为响应较早的 SO 问题“在 C++ 中枚举枚举”,我提出了以下使用类型安全枚举惯用语的可重用解决方案。我只是想看看社区对我的解决方案的反馈。此解决方案使用静态数组,该数组在首次使用前使用类型安全的枚举对象填充。然后简单地将枚举迭代简化为数组迭代。我知道如果枚举数没有严格增加,这个解决方案将不起作用。
template<typename def, typename inner = typename def::type>
class safe_enum : public def
{
typedef typename def::type type;
inner val;
static safe_enum array[def::end - def::begin];
static bool init;
static void initialize()
{
if(!init) // use double checked locking in case of multi-threading.
{
unsigned int size = def::end - def::begin;
for(unsigned int i = 0, j = def::begin; i < size; ++i, ++j)

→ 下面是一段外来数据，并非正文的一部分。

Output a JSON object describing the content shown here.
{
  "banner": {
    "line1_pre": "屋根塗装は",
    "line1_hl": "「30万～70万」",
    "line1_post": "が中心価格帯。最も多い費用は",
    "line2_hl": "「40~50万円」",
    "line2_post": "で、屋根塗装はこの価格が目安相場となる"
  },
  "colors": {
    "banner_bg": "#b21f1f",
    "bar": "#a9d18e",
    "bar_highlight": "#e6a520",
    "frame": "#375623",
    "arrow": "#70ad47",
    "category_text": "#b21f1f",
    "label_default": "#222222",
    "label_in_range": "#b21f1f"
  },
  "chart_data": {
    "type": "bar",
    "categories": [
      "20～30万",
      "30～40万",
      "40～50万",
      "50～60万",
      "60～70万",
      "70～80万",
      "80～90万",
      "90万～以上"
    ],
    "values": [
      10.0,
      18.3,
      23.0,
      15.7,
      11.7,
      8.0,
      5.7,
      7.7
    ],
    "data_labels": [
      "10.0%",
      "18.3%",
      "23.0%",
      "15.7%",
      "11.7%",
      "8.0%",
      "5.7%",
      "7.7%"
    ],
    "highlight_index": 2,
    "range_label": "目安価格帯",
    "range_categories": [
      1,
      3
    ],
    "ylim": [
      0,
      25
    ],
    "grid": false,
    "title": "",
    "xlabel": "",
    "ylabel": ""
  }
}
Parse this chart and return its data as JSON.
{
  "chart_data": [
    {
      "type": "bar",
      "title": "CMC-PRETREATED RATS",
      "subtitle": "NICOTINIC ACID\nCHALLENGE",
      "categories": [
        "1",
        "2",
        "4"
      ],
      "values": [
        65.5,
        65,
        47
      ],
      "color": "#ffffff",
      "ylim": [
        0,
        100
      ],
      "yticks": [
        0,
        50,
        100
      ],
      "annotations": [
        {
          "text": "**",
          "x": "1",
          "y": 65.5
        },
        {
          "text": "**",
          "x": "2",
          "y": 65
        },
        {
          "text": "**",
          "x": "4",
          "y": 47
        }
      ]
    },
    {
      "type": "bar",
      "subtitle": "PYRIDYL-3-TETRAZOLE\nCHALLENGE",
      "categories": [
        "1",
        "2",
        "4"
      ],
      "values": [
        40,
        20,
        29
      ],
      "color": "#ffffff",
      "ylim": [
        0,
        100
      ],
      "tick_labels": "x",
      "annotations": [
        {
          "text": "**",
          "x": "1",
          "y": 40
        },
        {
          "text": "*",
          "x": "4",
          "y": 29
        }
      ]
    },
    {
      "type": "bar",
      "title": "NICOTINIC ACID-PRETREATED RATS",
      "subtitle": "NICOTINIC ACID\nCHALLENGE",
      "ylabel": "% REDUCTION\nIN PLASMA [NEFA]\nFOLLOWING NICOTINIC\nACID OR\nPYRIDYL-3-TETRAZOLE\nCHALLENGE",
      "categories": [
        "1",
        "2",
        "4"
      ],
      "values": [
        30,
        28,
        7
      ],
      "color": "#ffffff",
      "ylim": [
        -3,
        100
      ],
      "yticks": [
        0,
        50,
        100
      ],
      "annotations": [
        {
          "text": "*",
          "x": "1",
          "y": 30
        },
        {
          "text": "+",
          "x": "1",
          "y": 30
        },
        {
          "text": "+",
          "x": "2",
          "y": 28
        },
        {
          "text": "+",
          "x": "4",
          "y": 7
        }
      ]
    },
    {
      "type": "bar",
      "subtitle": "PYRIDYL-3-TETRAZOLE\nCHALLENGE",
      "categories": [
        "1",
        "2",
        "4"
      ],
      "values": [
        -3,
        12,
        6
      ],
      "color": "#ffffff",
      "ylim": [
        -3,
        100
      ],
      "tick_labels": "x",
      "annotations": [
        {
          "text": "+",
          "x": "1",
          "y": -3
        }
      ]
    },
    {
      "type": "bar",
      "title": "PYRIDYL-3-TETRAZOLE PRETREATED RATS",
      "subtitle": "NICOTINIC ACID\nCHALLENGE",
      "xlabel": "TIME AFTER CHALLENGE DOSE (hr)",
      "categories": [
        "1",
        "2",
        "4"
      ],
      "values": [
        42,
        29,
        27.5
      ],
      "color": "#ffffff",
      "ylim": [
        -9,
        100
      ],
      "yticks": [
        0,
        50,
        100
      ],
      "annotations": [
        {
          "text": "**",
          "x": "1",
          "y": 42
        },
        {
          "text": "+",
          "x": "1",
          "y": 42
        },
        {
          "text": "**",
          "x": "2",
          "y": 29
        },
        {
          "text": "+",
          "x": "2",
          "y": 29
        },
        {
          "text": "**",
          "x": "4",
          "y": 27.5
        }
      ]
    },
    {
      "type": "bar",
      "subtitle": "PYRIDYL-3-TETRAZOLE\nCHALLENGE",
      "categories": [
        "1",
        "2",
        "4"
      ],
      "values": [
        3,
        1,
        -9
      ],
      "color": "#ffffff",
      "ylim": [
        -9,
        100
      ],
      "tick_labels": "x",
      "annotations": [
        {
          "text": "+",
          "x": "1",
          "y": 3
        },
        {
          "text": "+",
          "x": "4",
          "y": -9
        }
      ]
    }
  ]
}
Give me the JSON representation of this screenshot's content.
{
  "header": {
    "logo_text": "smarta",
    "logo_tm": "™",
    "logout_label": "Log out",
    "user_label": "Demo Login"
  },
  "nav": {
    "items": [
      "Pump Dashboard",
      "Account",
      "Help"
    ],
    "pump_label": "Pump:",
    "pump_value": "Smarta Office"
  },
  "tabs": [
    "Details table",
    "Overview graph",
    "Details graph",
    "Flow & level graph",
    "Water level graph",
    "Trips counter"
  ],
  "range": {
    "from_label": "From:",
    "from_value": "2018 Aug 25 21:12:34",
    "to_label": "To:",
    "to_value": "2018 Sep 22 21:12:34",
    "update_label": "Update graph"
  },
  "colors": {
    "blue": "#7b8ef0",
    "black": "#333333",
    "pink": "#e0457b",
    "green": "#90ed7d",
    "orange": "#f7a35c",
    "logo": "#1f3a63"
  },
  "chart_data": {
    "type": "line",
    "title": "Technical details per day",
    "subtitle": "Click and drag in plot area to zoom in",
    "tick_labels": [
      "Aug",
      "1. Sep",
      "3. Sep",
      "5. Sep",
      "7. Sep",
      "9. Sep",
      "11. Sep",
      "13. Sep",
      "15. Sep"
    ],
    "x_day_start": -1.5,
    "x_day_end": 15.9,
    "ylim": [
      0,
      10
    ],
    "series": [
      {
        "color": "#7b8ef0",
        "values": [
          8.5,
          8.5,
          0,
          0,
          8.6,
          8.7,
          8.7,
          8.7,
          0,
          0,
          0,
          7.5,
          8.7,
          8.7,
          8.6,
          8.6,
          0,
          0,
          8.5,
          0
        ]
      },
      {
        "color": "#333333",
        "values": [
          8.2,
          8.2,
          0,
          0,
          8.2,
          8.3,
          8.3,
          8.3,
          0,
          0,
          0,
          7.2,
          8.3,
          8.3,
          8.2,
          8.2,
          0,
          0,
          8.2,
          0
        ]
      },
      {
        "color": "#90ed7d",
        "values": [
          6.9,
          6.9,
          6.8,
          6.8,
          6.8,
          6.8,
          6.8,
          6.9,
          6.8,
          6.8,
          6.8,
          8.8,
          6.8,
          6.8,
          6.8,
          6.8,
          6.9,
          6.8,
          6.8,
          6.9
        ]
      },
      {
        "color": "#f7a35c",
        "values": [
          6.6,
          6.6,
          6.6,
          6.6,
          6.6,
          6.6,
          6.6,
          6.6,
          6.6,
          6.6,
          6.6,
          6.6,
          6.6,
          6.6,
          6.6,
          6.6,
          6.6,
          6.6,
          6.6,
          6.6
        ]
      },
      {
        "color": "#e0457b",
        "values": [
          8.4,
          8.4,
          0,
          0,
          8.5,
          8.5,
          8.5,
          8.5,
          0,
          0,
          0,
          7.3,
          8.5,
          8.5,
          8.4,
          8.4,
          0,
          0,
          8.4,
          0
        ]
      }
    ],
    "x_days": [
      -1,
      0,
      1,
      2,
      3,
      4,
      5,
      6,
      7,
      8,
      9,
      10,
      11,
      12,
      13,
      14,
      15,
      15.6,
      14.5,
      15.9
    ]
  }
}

array[i] = static_cast<typename def::type>(j);
init = true;
}
}
public:
safe_enum(type v = def::begin) : val(v) {}
inner underlying() const { return val; }
static safe_enum * begin()
{
initialize();
return array;
}
static safe_enum * end()
{
initialize();
return array + (def::end - def::begin);
}
bool operator == (const safe_enum & s) const { return this->val == s.val; }
bool operator != (const safe_enum & s) const { return this->val != s.val; }
bool operator < (const safe_enum & s) const { return this->val < s.val; }
bool operator <= (const safe_enum & s) const { return this->val <= s.val; }
bool operator > (const safe_enum & s) const { return this->val > s.val; }
bool operator >= (const safe_enum & s) const { return this->val >= s.val; }
};
template <typename def, typename inner>
safe_enum<def, inner> safe_enum<def, inner>::array[def::end - def::begin];
template <typename def, typename inner>
bool safe_enum<def, inner>::init = false;
struct color_def
{
enum type
{
begin, red = begin, green, blue, end
};
};
typedef safe_enum<color_def> color;
template <class Enum>
void f(Enum e)
{
std::cout << static_cast<unsigned>(e.underlying()) << std::endl;
}
int main()
{
std::for_each(color::begin(), color::end(), &f<color>);
color c = color::red;
}